A barragem foi construída pelo método de enrocamento, uma técnica que na altura era “pioneira em toda a Europa” e que permitiu economizar custos na sua edificação.

No período após a construção da barragem, deu-se início à edificação de equipamentos públicos, como o complexo desportivo que comporta duas piscinas, uma coberta e aquecida e a outra ao ar livre, um estádio de futebol e cortes de ténis, entre outras valências. Era o início de “uma nova era” para a vila de Mogadouro, no distrito de Bragança.

Francisco Pires, o presidente da câmara de Mogadouro (PS) entre 1993 a 2001, confirma que o abastecimento de água era prioritário para o concelho.

“Com o problema da falta de água resolvido, adquirimos a quinta da Agueira e elaborámos um projeto integrado para o complexo desportivo. Começámos por construir uma piscina aquecida que acabaria por se tornar na primeira do género de todo o distrito de Bragança e assim se lançou um conjunto de obras importantes”, lembra.

Nos sucessivos mandatos autárquicos, nas últimas duas décadas, a vila e o concelho de Mogadouro acabariam por ficar dotados de um conjunto de modernos equipamentos, como biblioteca municipal, casa das artes e ofícios, centro de saúde com serviço de urgência básica, quartel da GNR, rede de água e saneamento (em praticamente todo o concelho), melhoria da rede viária e arruamentos e auditório municipal, entre outros.

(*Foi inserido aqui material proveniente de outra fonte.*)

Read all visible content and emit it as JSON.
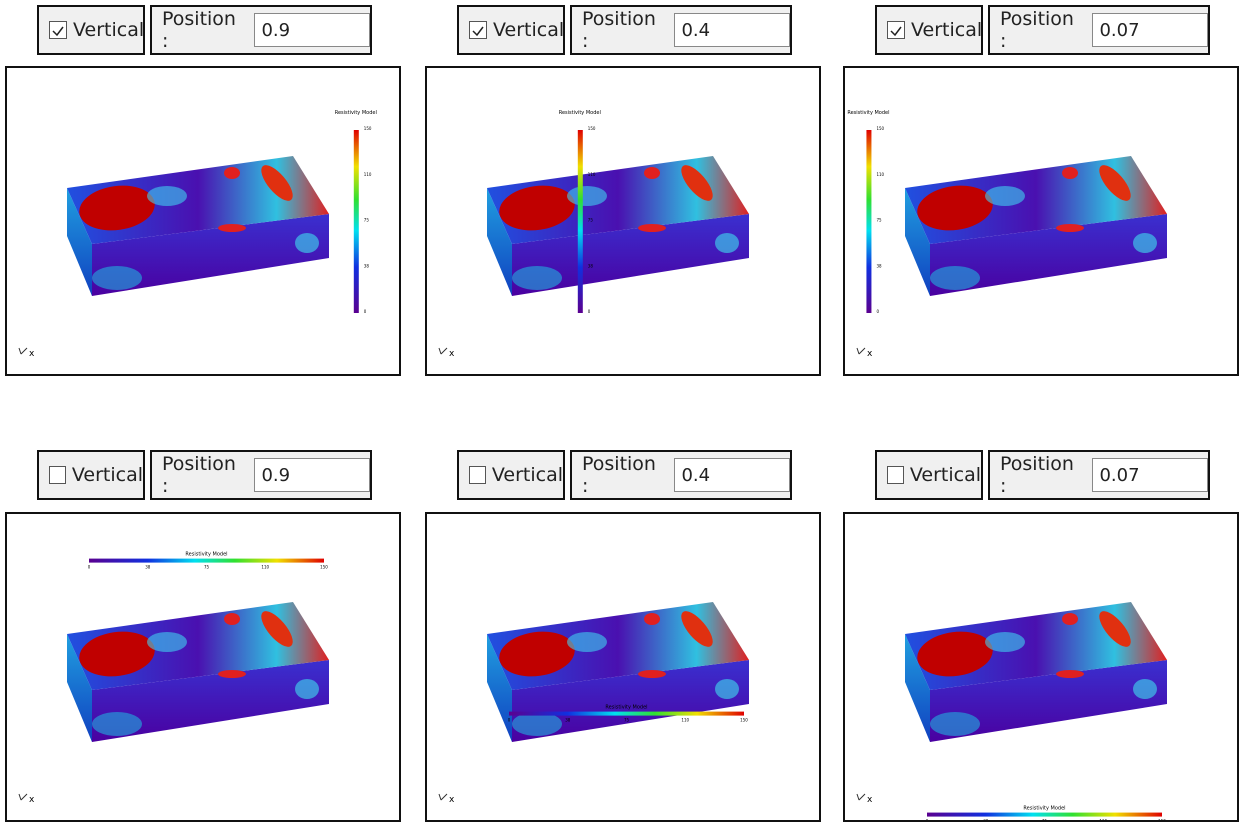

Outro antigo presidente da Câmara, António Machado (PSD), lembra que atualmente é preciso apostar no turismo e mostrar ao país onde fica Mogadouro, já que se trata de uma vila bem apetrechada de equipamentos culturais e de lazer.

“Mogadouro não tem um hotel para fixar os turistas. Quem por aqui vem, não fica. O turismo terá de ser uma aposta de futuro e para o futuro”, sublinha o antigo autarca.

O atual presidente da Câmara de Mogadouro, Francisco Guimarães (PS) avança que, em termos de equipamentos públicos e infraestruturas, a vila está bem dotada.

“O importante, agora, é saber fixar as pessoas, criando emprego, e aponto como exemplo a ampliação da zona industrial”, conclui.